B cells can present antigens to a specialized group of helper T cells called T_{FH} cells. If an activated T_{FH} cell recognizes the peptide presented by the B cell, the CD40L on the T cell binds to the B cell's CD40, causing B cell activation. The T cell also produces IL-4, which directly influences B cells. As a result of this stimulation, the B cell can undergo rapid cellular division to form a germinal center where antibody isotype switching and affinity maturation occurs, as well as their differentiation to plasma cells and memory B cells.
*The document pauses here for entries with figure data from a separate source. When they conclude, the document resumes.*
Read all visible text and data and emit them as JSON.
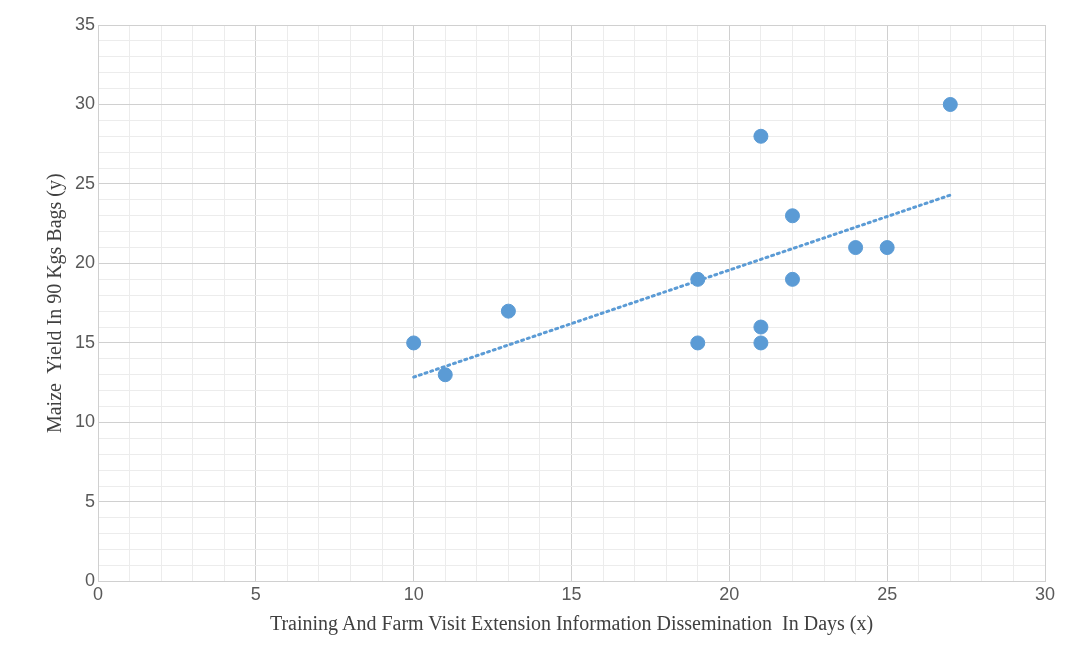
{
  "chart_data": {
    "type": "scatter",
    "xlabel": "Training And Farm Visit Extension Information Dissemination  In Days (x)",
    "ylabel": "Maize  Yield In 90 Kgs Bags (y)",
    "marker": "circle",
    "grid": true,
    "legend": false,
    "xlim": [
      0,
      30
    ],
    "ylim": [
      0,
      35
    ],
    "xticks": [
      0,
      {
        "value": 1,
        "label": null
      },
      {
        "value": 2,
        "label": null
      },
      {
        "value": 3,
        "label": null
      },
      {
        "value": 4,
        "label": null
      },
      5,
      {
        "value": 6,
        "label": null
      },
      {
        "value": 7,
        "label": null
      },
      {
        "value": 8,
        "label": null
      },
      {
        "value": 9,
        "label": null
      },
      10,
      {
        "value": 11,
        "label": null
      },
      {
        "value": 12,
        "label": null
      },
      {
        "value": 13,
        "label": null
      },
      {
        "value": 14,
        "label": null
      },
      15,
      {
        "value": 16,
        "label": null
      },
      {
        "value": 17,
        "label": null
      },
      {
        "value": 18,
        "label": null
      },
      {
        "value": 19,
        "label": null
      },
      20,
      {
        "value": 21,
        "label": null
      },
      {
        "value": 22,
        "label": null
      },
      {
        "value": 23,
        "label": null
      },
      {
        "value": 24,
        "label": null
      },
      25,
      {
        "value": 26,
        "label": null
      },
      {
        "value": 27,
        "label": null
      },
      {
        "value": 28,
        "label": null
      },
      {
        "value": 29,
        "label": null
      },
      30
    ],
    "yticks": [
      0,
      {
        "value": 1,
        "label": null
      },
      {
        "value": 2,
        "label": null
      },
      {
        "value": 3,
        "label": null
      },
      {
        "value": 4,
        "label": null
      },
      5,
      {
        "value": 6,
        "label": null
      },
      {
        "value": 7,
        "label": null
      },
      {
        "value": 8,
        "label": null
      },
      {
        "value": 9,
        "label": null
      },
      10,
      {
        "value": 11,
        "label": null
      },
      {
        "value": 12,
        "label": null
      },
      {
        "value": 13,
        "label": null
      },
      {
        "value": 14,
        "label": null
      },
      15,
      {
        "value": 16,
        "label": null
      },
      {
        "value": 17,
        "label": null
      },
      {
        "value": 18,
        "label": null
      },
      {
        "value": 19,
        "label": null
      },
      20,
      {
        "value": 21,
        "label": null
      },
      {
        "value": 22,
        "label": null
      },
      {
        "value": 23,
        "label": null
      },
      {
        "value": 24,
        "label": null
      },
      25,
      {
        "value": 26,
        "label": null
      },
      {
        "value": 27,
        "label": null
      },
      {
        "value": 28,
        "label": null
      },
      {
        "value": 29,
        "label": null
      },
      30,
      {
        "value": 31,
        "label": null
      },
      {
        "value": 32,
        "label": null
      },
      {
        "value": 33,
        "label": null
      },
      {
        "value": 34,
        "label": null
      },
      35
    ],
    "series": [
      {
        "type": "scatter",
        "color": "#5b9bd5",
        "x": [
          10,
          11,
          13,
          19,
          19,
          21,
          21,
          21,
          22,
          22,
          24,
          25,
          27
        ],
        "values": [
          15,
          13,
          17,
          19,
          15,
          28,
          16,
          15,
          23,
          19,
          21,
          21,
          30
        ]
      },
      {
        "type": "line",
        "color": "#5b9bd5",
        "marker": "none",
        "line_style": "dotted",
        "x": [
          10,
          27
        ],
        "values": [
          12.85,
          24.3
        ]
      }
    ]
  }
}
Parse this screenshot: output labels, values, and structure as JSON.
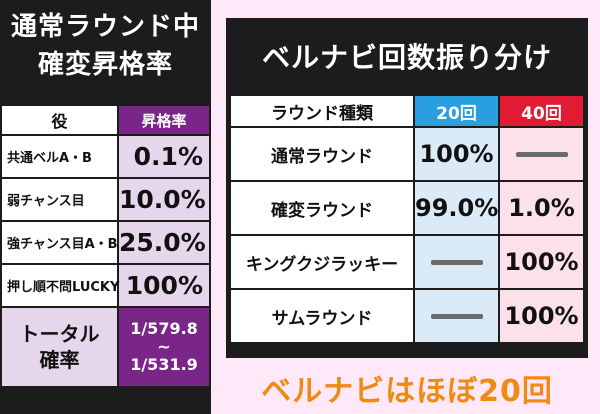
{
  "left": {
    "title_line1": "通常ラウンド中",
    "title_line2": "確変昇格率",
    "headers": {
      "role": "役",
      "rate": "昇格率"
    },
    "rows": [
      {
        "role": "共通ベルA・B",
        "rate": "0.1%"
      },
      {
        "role": "弱チャンス目",
        "rate": "10.0%"
      },
      {
        "role": "強チャンス目A・B",
        "rate": "25.0%"
      },
      {
        "role": "押し順不問LUCKY",
        "rate": "100%"
      }
    ],
    "total": {
      "label_line1": "トータル",
      "label_line2": "確率",
      "value_line1": "1/579.8",
      "value_line2": "~",
      "value_line3": "1/531.9"
    }
  },
  "right": {
    "title": "ベルナビ回数振り分け",
    "headers": {
      "kind": "ラウンド種類",
      "col20": "20回",
      "col40": "40回"
    },
    "rows": [
      {
        "kind": "通常ラウンド",
        "v20": "100%",
        "v40": ""
      },
      {
        "kind": "確変ラウンド",
        "v20": "99.0%",
        "v40": "1.0%"
      },
      {
        "kind": "キングクジラッキー",
        "v20": "",
        "v40": "100%"
      },
      {
        "kind": "サムラウンド",
        "v20": "",
        "v40": "100%"
      }
    ],
    "footer": "ベルナビはほぼ20回"
  },
  "colors": {
    "panel_bg": "#1c1c1c",
    "purple": "#7a2688",
    "light_purple": "#e6d6ec",
    "blue": "#2a9fe0",
    "red": "#e01b33",
    "light_blue": "#daeaf6",
    "light_pink": "#fde1ea",
    "orange": "#f08a14",
    "page_bg": "#ffe8f7"
  },
  "icons": {
    "dash": "dash-icon"
  }
}
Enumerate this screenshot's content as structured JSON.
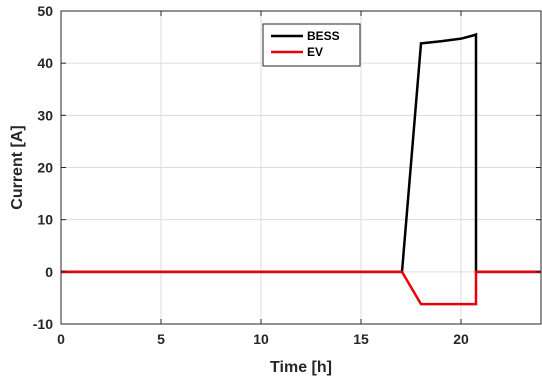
{
  "chart_data": {
    "type": "line",
    "xlabel": "Time [h]",
    "ylabel": "Current [A]",
    "xlim": [
      0,
      24
    ],
    "ylim": [
      -10,
      50
    ],
    "xticks": [
      0,
      5,
      10,
      15,
      20
    ],
    "yticks": [
      -10,
      0,
      10,
      20,
      30,
      40,
      50
    ],
    "grid": true,
    "legend_position": "top-center",
    "series": [
      {
        "name": "BESS",
        "color": "#000000",
        "x": [
          0,
          17.05,
          18.0,
          19.0,
          20.0,
          20.6,
          20.75,
          20.75,
          24
        ],
        "y": [
          0,
          0,
          43.8,
          44.2,
          44.7,
          45.3,
          45.5,
          0,
          0
        ]
      },
      {
        "name": "EV",
        "color": "#e8000b",
        "x": [
          0,
          17.05,
          18.0,
          20.75,
          20.75,
          24
        ],
        "y": [
          0,
          0,
          -6.2,
          -6.2,
          0,
          0
        ]
      }
    ]
  }
}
The end-result is a B cell that is able to mass-produce specific antibodies against an antigenic target.
Early evidence for these effects were that in CD40 or CD154 deficient mice, there is little class switching or germinal centre formation, and immune responses are severely inhibited.

===Endothelial cells===
Activation of endothelial cells by CD40L (e.g. from activated platelets) leads to reactive oxygen species production, as well as chemokine and cytokine production, and expression of adhesion molecules such as E-selectin, ICAM-1, and VCAM-1. This inflammatory reaction in endothelial cells promotes recruitment of leukocytes to lesions and may potentially promote atherogenesis. CD40L has shown to be a potential biomarker for atherosclerotic instability.

== Interactions ==

CD154 has been shown to interact with RNF128 and RACK1.